O Tesouro brasileiro realizou na semana passada a primeira emissão externa de títulos em reais, captando o equivalente a US$ 1,5 bilhão. A demanda superou em muito esse valor, refletindo a queda na aversão ao risco dos investidores globais e seu apetite por títulos dos países emergentes. Outros países da América Latina, da Ásia e sobretudo da Europa Oriental também estão aproveitando a "janela de oportunidade".
Ao comprar o títulos em reais, o investidor estrangeiro corre o risco cambial, mas passa a deter um papel de dez anos que paga juros de 12,5% ao ano. Taxa que embute "spread" de 825 pontos-base sobre os títulos americanos de mesmo prazo, que pagam 4,25%. A taxa da captação brasileira está, portanto, muito acima do risco-país calculado pelo JP Morgan (em torno de 360 pontos), utilizado como referência nas captações em dólar, euro e iene.
Nove bancos brasileiros e a Eletropaulo já efetuaram operações semelhantes, captando US$ 1,2 bilhão. O volume de recursos é relativamente modesto e os prazos (dois a três anos), curtos pelos padrões internacionais. Espera-se que a captação da República defina um custo mínimo ("benchmark") e abra espaço para outras emissões em reais.
Essas operações parecem uma boa notícia para o mercado financeiro brasileiro. A principal vantagem é a eliminação do risco de desvalorização do real, que é transferido para o investidor externo. Além disso, a colocação dos títulos é pulverizada entre fundos de hedge, fundos dedicados a mercados emergentes, tesourarias de bancos e fundos gestores de grandes fortunas. Isso significa que novos investidores passam a financiar a dívida brasileira. A emissão pode, assim, contribuir para a redução das taxas de juros em reais, o alongamento do prazo da dívida pública e a redução de sua parcela denominada em moeda estrangeira.
À primeira vista, a emissão de títulos de dívida denominados na moeda dos países emissores no mercado de capitais internacional parece sinalizar um grande salto qualitativo dos mercados emergentes -qual seja, a superação da incapacidade de emitir dívida externa na moeda nacional, não-conversível (isto é, não negociada nos mercados internacionais). É essa incapacidade que faz com que esses países sejam vulneráveis às mudanças nos fluxos de capitais mundiais e que suas moedas estejam sujeitas a desvalorizações abruptas.
Porém, observando-se mais de perto, verifica-se que as operações não caracterizam tamanha mudança. As transações, embora denominadas em moeda nacional, serão liquidadas em dólar.

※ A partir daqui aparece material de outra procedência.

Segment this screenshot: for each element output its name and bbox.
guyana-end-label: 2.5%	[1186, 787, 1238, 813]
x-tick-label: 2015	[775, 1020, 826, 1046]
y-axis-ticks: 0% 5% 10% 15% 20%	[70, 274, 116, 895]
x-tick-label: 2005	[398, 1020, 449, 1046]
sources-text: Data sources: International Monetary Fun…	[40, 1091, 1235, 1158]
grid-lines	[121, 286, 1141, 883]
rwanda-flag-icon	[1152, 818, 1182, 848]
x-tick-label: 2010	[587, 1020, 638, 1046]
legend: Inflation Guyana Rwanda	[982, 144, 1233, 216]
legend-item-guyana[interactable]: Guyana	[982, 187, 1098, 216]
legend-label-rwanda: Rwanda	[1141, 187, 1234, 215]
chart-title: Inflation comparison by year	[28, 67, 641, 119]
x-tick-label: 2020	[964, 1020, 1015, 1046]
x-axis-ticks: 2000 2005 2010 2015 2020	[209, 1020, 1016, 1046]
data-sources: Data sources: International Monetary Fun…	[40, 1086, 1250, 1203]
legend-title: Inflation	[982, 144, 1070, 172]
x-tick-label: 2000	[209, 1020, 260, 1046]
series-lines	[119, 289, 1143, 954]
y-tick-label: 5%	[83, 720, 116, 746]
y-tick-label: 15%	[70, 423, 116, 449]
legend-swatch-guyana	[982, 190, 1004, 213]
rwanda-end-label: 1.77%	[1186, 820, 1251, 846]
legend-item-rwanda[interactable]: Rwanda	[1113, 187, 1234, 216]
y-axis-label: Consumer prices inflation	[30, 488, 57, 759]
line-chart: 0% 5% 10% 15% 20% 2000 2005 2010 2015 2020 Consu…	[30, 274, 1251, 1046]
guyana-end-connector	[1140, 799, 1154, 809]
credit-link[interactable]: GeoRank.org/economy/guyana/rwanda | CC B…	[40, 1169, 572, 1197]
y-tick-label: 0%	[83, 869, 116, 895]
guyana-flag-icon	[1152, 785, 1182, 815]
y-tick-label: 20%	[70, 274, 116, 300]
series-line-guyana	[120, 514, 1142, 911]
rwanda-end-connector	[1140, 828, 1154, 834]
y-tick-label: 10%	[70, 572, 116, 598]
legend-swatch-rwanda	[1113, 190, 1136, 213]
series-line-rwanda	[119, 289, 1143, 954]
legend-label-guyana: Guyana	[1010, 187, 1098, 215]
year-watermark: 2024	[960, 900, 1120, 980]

Parece evidente que essa nova modalidade de emissão somente se tornou viável devido ao contexto de abundante liquidez financeira internacional. Resta saber se esse novo tipo de ativo conseguirá resistir às flutuações dos mercados financeiros internacionais, ou se representará apenas uma oportunidade transitória. Tudo vai depender de o atual ciclo de liquidez global se revelar mais sustentado que os anteriores.